This top ecommerce firm wants to end big meetings for good
Shopify wants employees to stay out of and stop encouraging large recurring meetings, with the ecommerce platform wiping all of them from employee calendars as part of a “purge”.
As reported by Bloomberg (opens in new tab), the move by Shopify CEO Tobi Lutke accompanied new rules requiring that no meetings be held on Wednesdays, and that meetings larger than 50 people only take place within a six-hour window on Thursdays.
The move to reduce time spent in meetings, similar to those taken recently at Meta, Clorox, Twilio, Slack and Asana is likely a bid to increase productivity across the company, after, according to Bloomberg, it spent 2022 cutting costs.
Shopify’s meeting purge
Shopify seems to be tackling a perceived decrease in productivity at the source, with Lutke claiming that participation in large meetings and internal chat groups maintains “the status quo”.
Kaz Nejatian, Shopify’s Chief Operating Officer and Vice President of Product, told Forbes (opens in new tab) that “the most important resource we have is the time of individual contributors. Companies are built improperly around the time of the manager rather than the doer.”

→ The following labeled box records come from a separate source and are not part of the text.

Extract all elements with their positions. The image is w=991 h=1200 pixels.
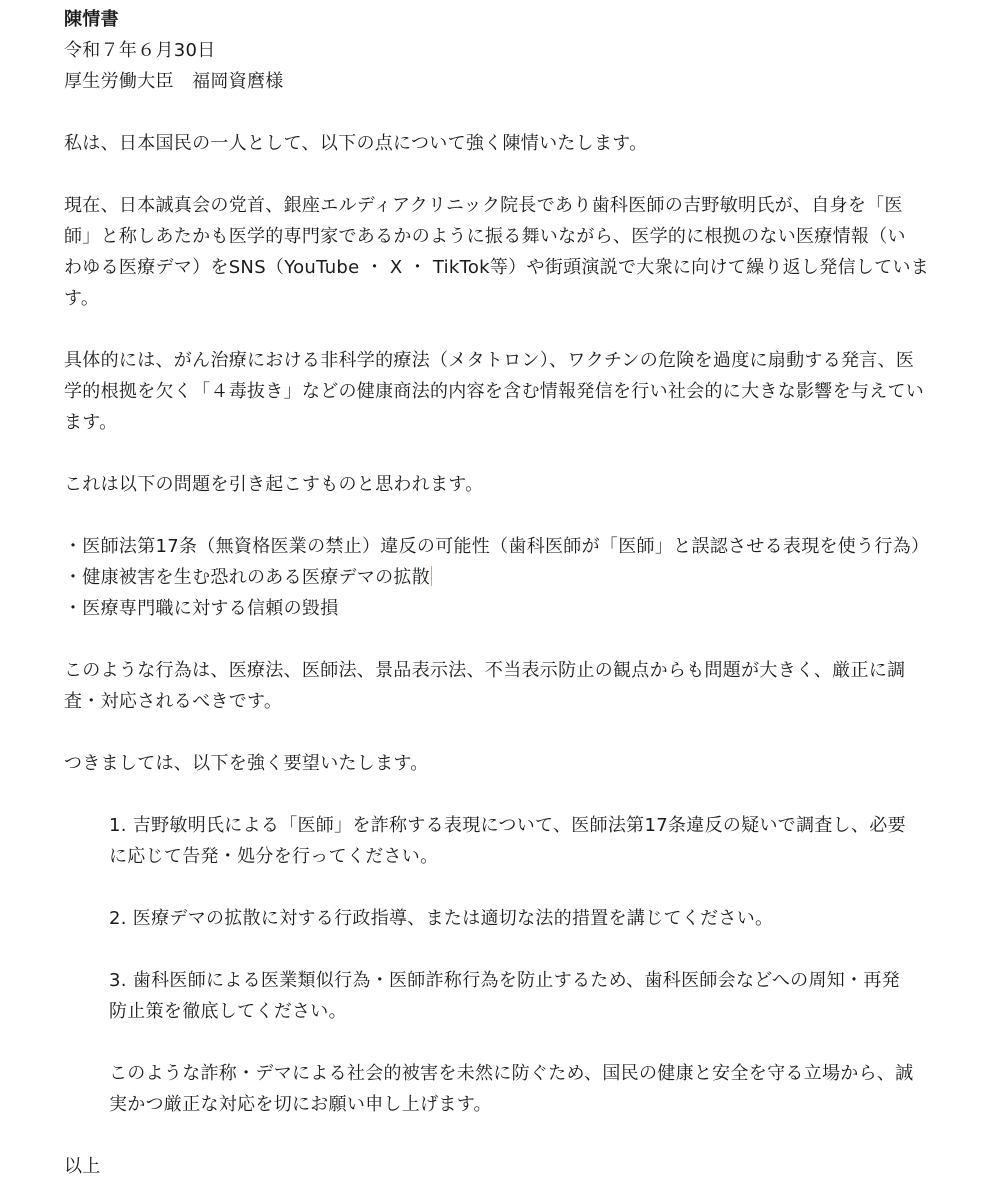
- issues-list: [64, 531, 935, 624]
- issue-item: ・医師法第17条（無資格医業の禁止）違反の可能性（歯科医師が「医師」と誤認させる表現を使う行為）: [64, 536, 930, 557]
- issue-item: [64, 562, 935, 593]
- paragraph-line: 師」と称しあたかも医学的専門家であるかのように振る舞いながら、医学的に根拠のない医療情報（い: [64, 226, 906, 247]
- closing-paragraph: [109, 1058, 935, 1120]
- paragraph-line: 具体的には、がん治療における非科学的療法（メタトロン）、ワクチンの危険を過度に扇動する発言、医: [64, 350, 915, 371]
- paragraph-line: このような行為は、医療法、医師法、景品表示法、不当表示防止の観点からも問題が大きく、厳正に調: [64, 660, 906, 681]
- closing-line: 実かつ厳正な対応を切にお願い申し上げます。: [109, 1094, 492, 1115]
- paragraph-line: ます。: [64, 412, 118, 433]
- paragraph-details: [64, 345, 935, 438]
- paragraph-line: す。: [64, 288, 100, 309]
- request-item-3: [109, 965, 935, 1027]
- request-line: に応じて告発・処分を行ってください。: [109, 846, 439, 867]
- issue-item: ・医療専門職に対する信頼の毀損: [64, 598, 339, 619]
- document-addressee: 厚生労働大臣 福岡資麿様: [64, 71, 284, 92]
- request-item-2: [109, 903, 935, 934]
- document-title: 陳情書: [64, 9, 119, 30]
- paragraph-concerns: [64, 655, 935, 717]
- request-item-1: [109, 810, 935, 872]
- issue-item-text: ・健康被害を生む恐れのある医療デマの拡散: [64, 567, 430, 588]
- text-cursor: [431, 566, 432, 586]
- paragraph-line: 査・対応されるべきです。: [64, 691, 283, 712]
- paragraph-line: わゆる医療デマ）をSNS（YouTube ・ X ・ TikTok等）や街頭演説で大衆に向けて繰り返し発信していま: [64, 257, 930, 278]
- document-date: 令和７年６月30日: [64, 40, 216, 61]
- requests-list: [64, 810, 935, 1120]
- request-line: 3. 歯科医師による医業類似行為・医師詐称行為を防止するため、歯科医師会などへの周知・再発: [109, 970, 900, 991]
- closing-line: このような詐称・デマによる社会的被害を未然に防ぐため、国民の健康と安全を守る立場から、誠: [109, 1063, 914, 1084]
- paragraph-line: 現在、日本誠真会の党首、銀座エルディアクリニック院長であり歯科医師の吉野敏明氏が、自身を「医: [64, 195, 903, 216]
- paragraph-background: [64, 190, 935, 314]
- request-line: 1. 吉野敏明氏による「医師」を詐称する表現について、医師法第17条違反の疑いで調査し、必要: [109, 815, 906, 836]
- request-line: 防止策を徹底してください。: [109, 1001, 347, 1022]
- paragraph-line: 学的根拠を欠く「４毒抜き」などの健康商法的内容を含む情報発信を行い社会的に大きな影響を与えてい: [64, 381, 925, 402]
- issues-intro: これは以下の問題を引き起こすものと思われます。: [64, 474, 484, 495]
- requests-intro: つきましては、以下を強く要望いたします。: [64, 753, 429, 774]
- intro-text: 私は、日本国民の一人として、以下の点について強く陳情いたします。: [64, 133, 648, 154]
- document-end: 以上: [64, 1156, 101, 1177]
- request-line: 2. 医療デマの拡散に対する行政指導、または適切な法的措置を講じてください。: [109, 908, 774, 929]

Nejatian also discussed ‘forcing change’ within the company, which it aims to do via automation, using a bot to remind meeting organizers of the new policies.
The move comes as tech companies across the board are adopting similar policies in order to claw back time on the calendar, all coming up with their own term for the phenomenon of time perceived as wasted in meetings taking away from take that could be spent performing meaningful work.
Slack executives reportedly call it “calendar bankruptcy”, while Asana has run its own “meeting doomsday” experiment to clear calendars in the past. Like Shopify, it directed employees to be “judicious” about regular meetings added back to the calendar.